Friday, July 31, 2020

i realize i just used a term i used to use more often but don't use as much anymore.

left libertarian.

nowadays, i usually just call myself an anarchist, but i haven't clarified the point in a while. due to the co-option of the term by hard-right classical liberals, anarchism has become kind of a damaged label - i know that, i get that. but, i guess at some point i stopped caring. or, maybe i decided there was enough writing out there at that point to make the distinction unnecessary.

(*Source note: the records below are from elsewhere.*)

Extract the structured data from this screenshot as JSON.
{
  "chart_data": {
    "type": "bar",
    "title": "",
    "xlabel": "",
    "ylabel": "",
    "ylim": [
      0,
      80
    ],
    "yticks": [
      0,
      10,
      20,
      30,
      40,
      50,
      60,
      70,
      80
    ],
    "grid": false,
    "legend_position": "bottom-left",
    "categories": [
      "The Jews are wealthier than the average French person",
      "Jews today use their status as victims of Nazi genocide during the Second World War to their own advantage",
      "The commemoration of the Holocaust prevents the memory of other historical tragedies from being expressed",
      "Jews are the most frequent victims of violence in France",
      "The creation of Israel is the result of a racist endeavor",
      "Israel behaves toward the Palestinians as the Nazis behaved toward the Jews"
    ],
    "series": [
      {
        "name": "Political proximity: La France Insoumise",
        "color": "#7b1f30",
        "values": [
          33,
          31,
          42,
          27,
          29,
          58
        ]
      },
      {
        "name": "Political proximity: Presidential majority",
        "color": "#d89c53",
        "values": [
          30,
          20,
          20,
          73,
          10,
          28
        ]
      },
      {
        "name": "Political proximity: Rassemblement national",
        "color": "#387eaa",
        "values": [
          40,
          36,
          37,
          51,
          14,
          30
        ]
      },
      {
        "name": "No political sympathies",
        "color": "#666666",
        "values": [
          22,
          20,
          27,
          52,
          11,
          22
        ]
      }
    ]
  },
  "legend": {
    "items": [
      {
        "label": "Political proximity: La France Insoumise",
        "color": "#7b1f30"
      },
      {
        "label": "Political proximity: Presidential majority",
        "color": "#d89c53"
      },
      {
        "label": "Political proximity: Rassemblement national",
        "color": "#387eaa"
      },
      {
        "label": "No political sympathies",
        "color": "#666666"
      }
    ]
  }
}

but, as i'm ranting about masks in a way that is not that different than the ancaps are (and, this is the rare scenario where our shared libertarianism overpowers our diametrically opposed economic views), maybe it's a good time to remind you of the point: when i call myself an anarchist or a libertarian, i use the term in a mostly french/european context, just as i use the terms liberal and conservative in very british/canadian ways. i insist that i'm using the language correctly, and that i am right to use the language correctly, but i realize that the fact that americans are hopelessly lost in backwards colloquialisms may make my writing a little hard to follow if you watch too much tv.

this is a succinct quote:
anarchism is really a synonym for socialism. The anarchist is primarily a socialist whose aim is to abolish the exploitation of man by man. Anarchism is only one of the streams of socialist thought, that stream whose main components are concern for liberty and haste to abolish the State.

that's me, isn't it? spot on.

i realize that it's a contradiction within the americanized spectrum to simultaneously argue for individual liberty and the socialization of production at the same time, but that's where we are here on the libertarian left, and we don't see it as a contradiction at all but as two halves of a greater vision for a society where people are freer to live in less statist restrictions because they've socialized the means of production.

the last thing to point out is that a lot of the confusion comes from the fact that the word socialism, itself, is so warped in the americanized spectrum. in this highly colloquial americanized spectrum, the words liberal and conservative have almost perfectly reversed meaning and libertarianism has been co-opted by what most of the world calls liberals (and americans call conservatives). so, it's only natural that the world socialism has been colloquialized as well to mean a reference to big government, when socialism has always been about abolishing government everywhere else in the world.

so, of course you're confused - you don't really understand what any of the words i use mean, because you've managed to destroy the meaning of virtually all of them.

but, i'm not going to conform to your colloquialisms, i'm going to insist on the proper terminology and demand you try harder to keep up.